Le concept  » PRESSE PRÉSIDENTIELLE » : ses implications dans la construction des relations avec des médias et ses forces dans l’accréditation des journalistes

0

Les réseaux sociaux ont vibré avec une annonce on ne sait plus rocambolesque d’une émission au titre assez psychologique ou affective : « Au cœur du conseil des MINISTRES ». Cette initiative provient de la presse présidentielle, mieux du service de la communication de la présidence de la République. Toutes ses initiatives et bien d’autres soulèvent des interrogations sur la nature de cette instance et son champ d’intervention dans le secteur des médias.

La deuxième interrogation concerne l’accréditation des journalistes auprès de la Présidence de la République ou auprès du Directeur du Cabinet du Président de la République. La troisième interrogation porte sur la nature de l’autonomie de cette entité au point de se constituer comme une unité à part capable de recruter un personnel en dehors et à l’insu des médias qui sont en réalité des utilisateurs attristés des services des journalistes accrédités à la Présidence de la République.

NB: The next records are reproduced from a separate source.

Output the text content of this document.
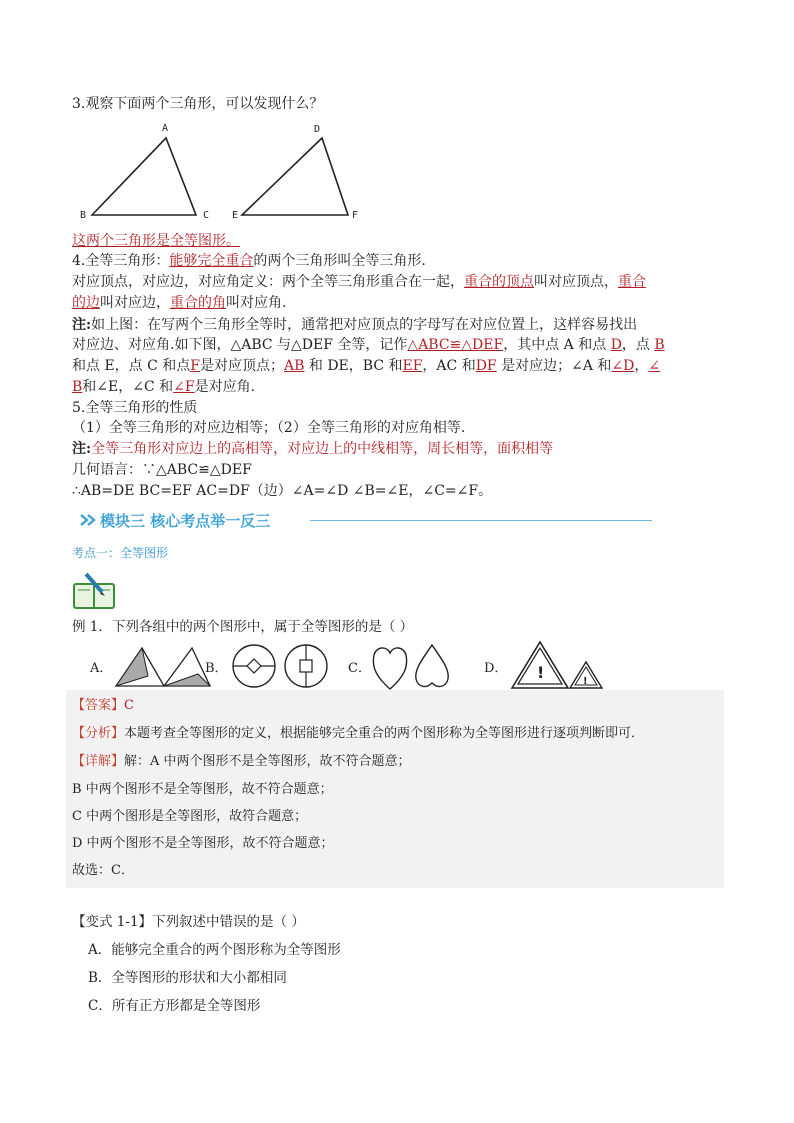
3.观察下面两个三角形，可以发现什么？
A
B	C
D
E	F
这两个三角形是全等图形。
4.全等三角形：能够完全重合的两个三角形叫全等三角形.
对应顶点，对应边，对应角定义：两个全等三角形重合在一起，重合的顶点叫对应顶点，重合
的边叫对应边，重合的角叫对应角.
注:如上图：在写两个三角形全等时，通常把对应顶点的字母写在对应位置上，这样容易找出
对应边、对应角.如下图，△ABC 与△DEF 全等，记作△ABC≌△DEF，其中点 A 和点 D，点 B
和点 E，点 C 和点F是对应顶点；AB 和 DE，BC 和EF，AC 和DF 是对应边；∠A 和∠D，∠
B和∠E，∠C 和∠F是对应角.
5.全等三角形的性质
（1）全等三角形的对应边相等；（2）全等三角形的对应角相等.
注:全等三角形对应边上的高相等，对应边上的中线相等，周长相等，面积相等
几何语言：∵△ABC≌△DEF
∴AB=DE BC=EF AC=DF（边）∠A=∠D ∠B=∠E，∠C=∠F。
模块三 核心考点举一反三
考点一：全等图形
例 1．下列各组中的两个图形中，属于全等图形的是（ ）
A．	B．	C．	D． !	!
【答案】C
【分析】本题考查全等图形的定义，根据能够完全重合的两个图形称为全等图形进行逐项判断即可．
【详解】解：A 中两个图形不是全等图形，故不符合题意；
B 中两个图形不是全等图形，故不符合题意；
C 中两个图形是全等图形，故符合题意；
D 中两个图形不是全等图形，故不符合题意；
故选：C．
【变式 1-1】下列叙述中错误的是（ ）
A．能够完全重合的两个图形称为全等图形
B．全等图形的形状和大小都相同
C．所有正方形都是全等图形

L’ensemble des inquiétudes et interrogations relèvent de la recherche du champ de la communication institutionnelle.

Lorsqu’ on avance sur le terrain de compréhension de la pratique professionnelle, on est confronté au juridisme. Le droit a facilité la tricherie au regard des exigences de la collaboration entre l’institution  » Président de la République et les organes de presse. Le problème de fond réside dans la nature de collaboration, ou d’exécution. C’est à ce niveau que les choses se compliquent pour tous les acteurs intéressés par l’accès à l’information auprès de l’institution Président de la République. Au départ, on doit se poser la question de savoir si le service de la presse présidentielle ou le service de la communication à la présidence de la République fonctionne comme une unité autonome ou une agence, un organe de presse au point de disposer ou de recruter ses propres journalistes n’ayant aucun lien avec des médias reconnus, implantés et opérationnels ? Des journalistes censés appartenir à leurs propres rédactions entrent en compétition ou en concurrence avec celles-ci.

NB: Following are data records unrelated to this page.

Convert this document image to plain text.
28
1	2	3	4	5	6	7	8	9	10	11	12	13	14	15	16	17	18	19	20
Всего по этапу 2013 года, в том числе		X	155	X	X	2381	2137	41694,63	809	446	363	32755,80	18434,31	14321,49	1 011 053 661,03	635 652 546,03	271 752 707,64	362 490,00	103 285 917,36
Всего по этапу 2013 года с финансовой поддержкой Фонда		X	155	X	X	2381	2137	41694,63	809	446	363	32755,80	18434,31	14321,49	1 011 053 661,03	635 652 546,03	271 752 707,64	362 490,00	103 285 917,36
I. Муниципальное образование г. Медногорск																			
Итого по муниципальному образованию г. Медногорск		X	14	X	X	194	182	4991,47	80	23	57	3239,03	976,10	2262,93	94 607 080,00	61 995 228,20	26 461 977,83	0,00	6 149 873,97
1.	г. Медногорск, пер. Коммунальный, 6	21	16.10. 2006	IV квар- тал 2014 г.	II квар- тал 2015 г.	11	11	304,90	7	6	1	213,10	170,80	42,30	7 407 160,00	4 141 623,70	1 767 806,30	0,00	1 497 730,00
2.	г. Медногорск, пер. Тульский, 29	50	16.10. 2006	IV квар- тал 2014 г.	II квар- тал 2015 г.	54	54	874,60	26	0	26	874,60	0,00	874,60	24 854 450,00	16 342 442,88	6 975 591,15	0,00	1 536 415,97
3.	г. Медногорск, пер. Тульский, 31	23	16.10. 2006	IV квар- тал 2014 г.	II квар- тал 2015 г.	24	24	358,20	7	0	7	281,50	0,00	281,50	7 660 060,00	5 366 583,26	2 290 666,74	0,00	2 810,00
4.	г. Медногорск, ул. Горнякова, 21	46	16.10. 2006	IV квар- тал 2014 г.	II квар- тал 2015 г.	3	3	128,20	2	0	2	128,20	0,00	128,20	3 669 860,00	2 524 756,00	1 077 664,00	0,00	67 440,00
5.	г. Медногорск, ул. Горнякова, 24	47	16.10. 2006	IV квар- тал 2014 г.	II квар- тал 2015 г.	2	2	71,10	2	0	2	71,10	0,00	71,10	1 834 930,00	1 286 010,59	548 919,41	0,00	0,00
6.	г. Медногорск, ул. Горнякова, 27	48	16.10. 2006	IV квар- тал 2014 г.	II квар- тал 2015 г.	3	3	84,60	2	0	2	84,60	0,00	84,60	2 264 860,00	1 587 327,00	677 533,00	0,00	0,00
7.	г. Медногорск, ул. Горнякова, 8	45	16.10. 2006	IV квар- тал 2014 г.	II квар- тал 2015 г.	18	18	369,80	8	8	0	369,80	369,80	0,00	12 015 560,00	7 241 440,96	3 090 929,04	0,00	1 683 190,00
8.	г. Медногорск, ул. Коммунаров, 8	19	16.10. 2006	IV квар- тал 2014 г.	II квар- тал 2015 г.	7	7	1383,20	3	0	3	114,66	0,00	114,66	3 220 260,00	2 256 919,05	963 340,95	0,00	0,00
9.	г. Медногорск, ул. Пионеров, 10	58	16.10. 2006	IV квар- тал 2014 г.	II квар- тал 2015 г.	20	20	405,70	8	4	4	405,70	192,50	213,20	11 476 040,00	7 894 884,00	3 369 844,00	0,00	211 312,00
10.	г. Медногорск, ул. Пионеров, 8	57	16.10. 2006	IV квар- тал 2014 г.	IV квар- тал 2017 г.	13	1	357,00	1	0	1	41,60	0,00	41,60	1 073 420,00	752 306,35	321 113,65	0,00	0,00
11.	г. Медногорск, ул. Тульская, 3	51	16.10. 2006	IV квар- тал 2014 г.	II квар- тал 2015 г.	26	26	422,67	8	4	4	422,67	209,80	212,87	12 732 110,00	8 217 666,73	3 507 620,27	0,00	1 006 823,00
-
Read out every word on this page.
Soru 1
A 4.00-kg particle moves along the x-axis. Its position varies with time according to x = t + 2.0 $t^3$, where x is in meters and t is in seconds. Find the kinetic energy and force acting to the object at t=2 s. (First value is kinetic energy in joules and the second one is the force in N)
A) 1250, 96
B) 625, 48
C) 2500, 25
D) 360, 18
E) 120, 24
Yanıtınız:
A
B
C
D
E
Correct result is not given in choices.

Depuis déjà trois décennies, mieux depuis le fait de la révolution/rébellion partie de la périphérie vers le centre, des montagnes du Kivu pour la prise du pouvoir d’État à Kinshasa, il y a des pratiques qui se sont imposées mais qui, en réalité, suscitent des interrogations multiples. Ce qui était considéré autrefois comme service de presse à la présidence de la République a connu des transformations au point de s’afficher au grand jour comme Direction de la presse présidentielle. La presse présidentielle est un concept très ambigu au regard justement de la mission des organes en lien avec le bureau du Président de la République.

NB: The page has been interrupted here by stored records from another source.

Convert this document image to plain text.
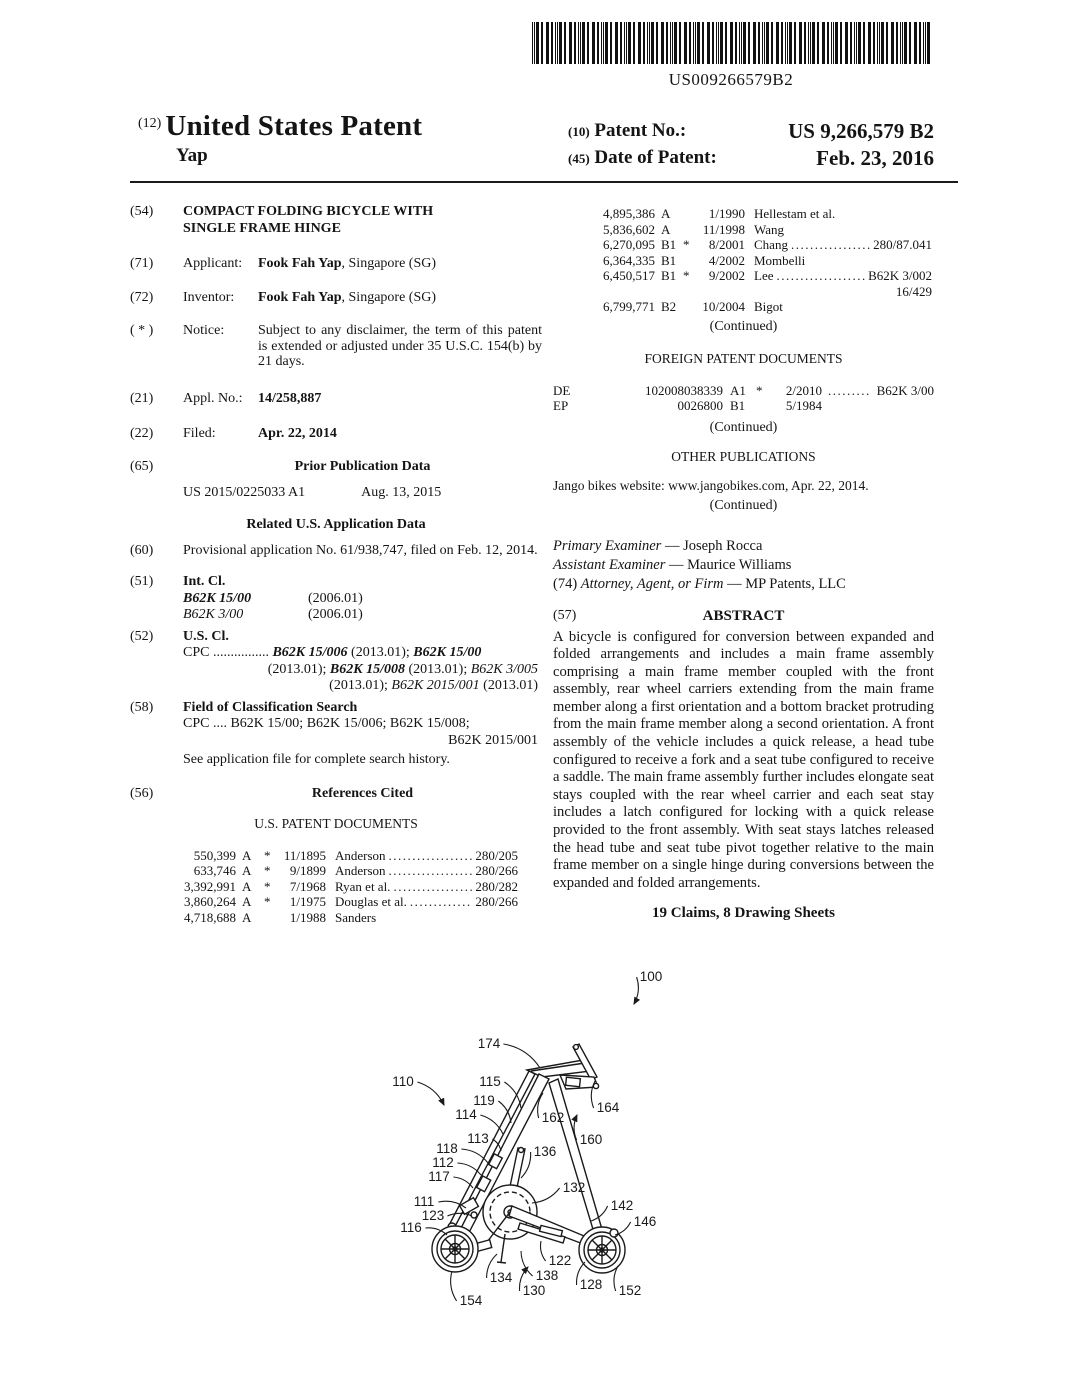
US009266579B2
(12) United States Patent
Yap
(10) Patent No.:	US 9,266,579 B2
(45) Date of Patent:	Feb. 23, 2016
(54)	COMPACT FOLDING BICYCLE WITH
SINGLE FRAME HINGE
(71)	Applicant:	Fook Fah Yap, Singapore (SG)
(72)	Inventor:	Fook Fah Yap, Singapore (SG)
( * )	Notice:	Subject to any disclaimer, the term of this patent is extended or adjusted under 35 U.S.C. 154(b) by 21 days.
(21)	Appl. No.:	14/258,887
(22)	Filed:	Apr. 22, 2014
(65)	Prior Publication Data
US 2015/0225033 A1	Aug. 13, 2015
Related U.S. Application Data
(60)	Provisional application No. 61/938,747, filed on Feb. 12, 2014.
(51)	Int. Cl.
B62K 15/00	(2006.01)
B62K 3/00	(2006.01)
(52)	U.S. Cl.
CPC ................ B62K 15/006 (2013.01); B62K 15/00
(2013.01); B62K 15/008 (2013.01); B62K 3/005
(2013.01); B62K 2015/001 (2013.01)
(58)	Field of Classification Search
CPC .... B62K 15/00; B62K 15/006; B62K 15/008;
B62K 2015/001
See application file for complete search history.
(56)	References Cited
U.S. PATENT DOCUMENTS
550,399 A *	11/1895 Anderson .....	280/205
633,746 A *	9/1899 Anderson .....	280/266
3,392,991 A *	7/1968 Ryan et al. .....	280/282
3,860,264 A *	1/1975 Douglas et al. .....	280/266
4,718,688 A	1/1988 Sanders
4,895,386 A	1/1990 Hellestam et al.
5,836,602 A	11/1998 Wang
6,270,095 B1 *	8/2001 Chang .....	280/87.041
6,364,335 B1	4/2002 Mombelli
6,450,517 B1 *	9/2002 Lee .....	B62K 3/002
16/429
6,799,771 B2	10/2004 Bigot
(Continued)
FOREIGN PATENT DOCUMENTS
DE	102008038339 A1 *	2/2010 .....	B62K 3/00
EP	0026800 B1	5/1984
(Continued)
OTHER PUBLICATIONS
Jango bikes website: www.jangobikes.com, Apr. 22, 2014.
(Continued)
Primary Examiner — Joseph Rocca
Assistant Examiner — Maurice Williams
(74) Attorney, Agent, or Firm — MP Patents, LLC
(57)	ABSTRACT
A bicycle is configured for conversion between expanded and folded arrangements and includes a main frame assembly comprising a main frame member coupled with the front assembly, rear wheel carriers extending from the main frame member along a first orientation and a bottom bracket protruding from the main frame member along a second orientation. A front assembly of the vehicle includes a quick release, a head tube configured to receive a fork and a seat tube configured to receive a saddle. The main frame assembly further includes elongate seat stays coupled with the rear wheel carrier and each seat stay includes a latch configured for locking with a quick release provided to the front assembly. With seat stays latches released the head tube and seat tube pivot together relative to the main frame member on a single hinge during conversions between the expanded and folded arrangements.
19 Claims, 8 Drawing Sheets
100
174
110	115
119
114	162
164
160
113
118
112
117
136
111
123
116
132
142
146
122
138
134
130	128 152
154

Le Directeur de la presse présidentielle est nommé par une ordonnance présidentielle. Le poste est donc politique. Le bénéficiaire de l’ordonnance présidentielle cesse de dépendre désormais de sa rédaction pour porter son nouveau statut, celui de politique. En plus, cette équipe est tellement étoffée jusqu’à recruter son propre personnel. Seulement voilà, la presse présidentielle n’a pas un centre d’émission ou de diffusion. Des activités menées par le Président de la République doivent être connues des citoyens, de l’opinion publique, des électeurs. Ici, on entre dans la phase de relation ou de collaboration avec des organes de presse dont la mission est justement de rendre compte de la marche de la nation. C’est ici qu’intervient l’objet social, stratégique et professionnel de la Radio Télévision Nationale Congolaise et de l’Agence Congolaise de Presse.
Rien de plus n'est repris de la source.